Во дворе стоял аил. Внутри него находился огромный казан, и в нем варили арачку. Когда шла великая арачковая эпопея, вся деревня напивалась вдрызг, и мне иногда казалось, что даже дедушкина кобыла Молодуха и та стоит покачиваясь. В деревне была своя особая и очень любимая немногочисленными жителями примета: если из аила шел дым, значит, пора проведать Виктора Дмитриевича, а возвращались соседи назад уже поздно вечером, кто с удалой песней, кто выписывая кренделя, а кто просто падал в траву и сладко засыпал. Трава была словно мягкий пушистый ковер. И эту необыкновенную зеленую мягкость и пушистось я отчетливо помню до сих пор.
Летом у меня было много дел. С утра, когда солнце заполняло всю комнату, и его лучи плотными, теплыми слоями лежали на широких крашенных досках пола, я просыпался. Вернее, меня будила бабушка. Она толкала меня ухватом и произносила дежурное: «Вставай, курумесь, иди ешь». Покидать печку мне не хотелось, там было уютно и хорошо. Но вставать надо, впереди было много дел. Поев и стащив по пути из печки теплый, мягкий сырчик, я садился на крыльцо. Крыльцо было высокое, и впереди расстилался большой огород с зеленым морем картофельной ботвы. Посередине огромная и, очевидно, очень древняя пихта. Дальше была речка, а еще дальше лес, в голубой дымке синели горы.

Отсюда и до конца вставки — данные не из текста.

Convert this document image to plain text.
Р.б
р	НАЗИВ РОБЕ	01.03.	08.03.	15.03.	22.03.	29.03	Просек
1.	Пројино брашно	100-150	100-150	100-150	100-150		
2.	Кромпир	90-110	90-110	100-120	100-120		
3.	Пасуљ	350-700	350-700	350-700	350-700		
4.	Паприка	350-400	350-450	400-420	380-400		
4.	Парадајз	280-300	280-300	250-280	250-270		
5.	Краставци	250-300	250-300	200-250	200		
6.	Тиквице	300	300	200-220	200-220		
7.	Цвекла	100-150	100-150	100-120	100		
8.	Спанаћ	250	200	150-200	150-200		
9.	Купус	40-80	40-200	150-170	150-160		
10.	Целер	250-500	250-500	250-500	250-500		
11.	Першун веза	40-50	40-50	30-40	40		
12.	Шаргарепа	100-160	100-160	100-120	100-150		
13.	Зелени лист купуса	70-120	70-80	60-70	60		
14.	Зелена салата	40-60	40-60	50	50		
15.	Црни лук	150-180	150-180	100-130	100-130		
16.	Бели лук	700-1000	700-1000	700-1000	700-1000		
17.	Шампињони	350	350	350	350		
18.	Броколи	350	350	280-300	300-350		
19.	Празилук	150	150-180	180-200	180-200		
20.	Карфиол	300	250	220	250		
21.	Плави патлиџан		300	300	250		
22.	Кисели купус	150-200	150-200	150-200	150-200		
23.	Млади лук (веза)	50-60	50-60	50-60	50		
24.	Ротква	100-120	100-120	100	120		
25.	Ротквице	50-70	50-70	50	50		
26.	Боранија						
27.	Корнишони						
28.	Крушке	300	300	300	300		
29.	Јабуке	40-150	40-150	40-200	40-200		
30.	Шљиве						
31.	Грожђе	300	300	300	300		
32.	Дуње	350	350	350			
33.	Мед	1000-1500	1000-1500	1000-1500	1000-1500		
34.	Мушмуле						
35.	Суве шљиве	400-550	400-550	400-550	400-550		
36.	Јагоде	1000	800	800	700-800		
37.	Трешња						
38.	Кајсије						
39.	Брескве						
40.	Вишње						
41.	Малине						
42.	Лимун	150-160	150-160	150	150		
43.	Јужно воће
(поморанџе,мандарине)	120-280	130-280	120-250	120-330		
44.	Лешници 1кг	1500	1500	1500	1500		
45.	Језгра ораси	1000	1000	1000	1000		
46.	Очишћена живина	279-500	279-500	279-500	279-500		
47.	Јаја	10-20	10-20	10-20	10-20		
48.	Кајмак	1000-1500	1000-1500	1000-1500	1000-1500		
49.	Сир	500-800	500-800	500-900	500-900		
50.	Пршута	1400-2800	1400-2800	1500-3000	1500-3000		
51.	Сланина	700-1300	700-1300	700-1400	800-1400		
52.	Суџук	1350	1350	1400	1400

Помню на этом крыльце, мама давила мне на руке, набухший синевато-зеленый чудовищный чирей. Отвернувшись, я истошно орал, глядя на тайгу, чем, наверное, вызвал на время массовое бегство животных из этих мест.
Внизу у крыльца деловито бродили куры. В тени, высунув язык, дремала большая черная собака Пальма. Это был кобель, но мы его называли женским именем, на что он ничуть не обижался.
Сидя на крыльце, я сладко жмурился и раздумывал, куда бы мне податься. Решил пойти искупаться. В одном месте речка делала поворот, и здесь образовалось нечто вроде затона. Течение там было медленное, вода прозрачная. Я долго рассматривал дно, где лежали бурые камни и над ними парили зелёные водоросли, среди которых весело шныряли маленькие рыбки. Устав рассматривать подводную жизнь, я нырял, задохнувшись от холода, и вынырнув с громким криком, начинал плескаться. Вода была ледяная, и поэтому купание было недолгим.
Со стороны дома шла бабушка с коромыслом. Зачерпнув воды, она, плавно покачиваясь, несла ведра.
Я смотрел ей вслед и удивлялся, как она может таскать такую тяжесть. Решил попробовать сам: зачерпнул по полведра воды, накинул на шею коромысло, пыхтя и заплетаясь, потащил ведра. Вода плескалась мне на ноги, но я упорно тащил, и был очень горд, когда доволок остатки воды домой.
В доме было еще одно таинственное место — кладовая. Там всегда царил полумрак, сквозь щелястые доски падали тонкие лучи света и в них серебрилась пыль. На многочисленных полках лежали разные интересные вещи, по стенам были развешаны хомуты, конская сбруя. Под потолком, на проволоке, висели полоски сушеного медвежьего мяса, они заменяли нам конфеты. В углу было что-то большое, шуршащее и страшное, темно-зеленого цвета — дедушкин дождевик, фронтовая плащ-палатка. И я всегда его шепотом просил: «Дядя-дождевик, ты меня не ругай и деду не говори, я сейчас возьму несколько конфет и тихо уйду». Дождевик загадочно молчал, а я с опаской дергал мясо и осторожно закрыв дверь, уходил.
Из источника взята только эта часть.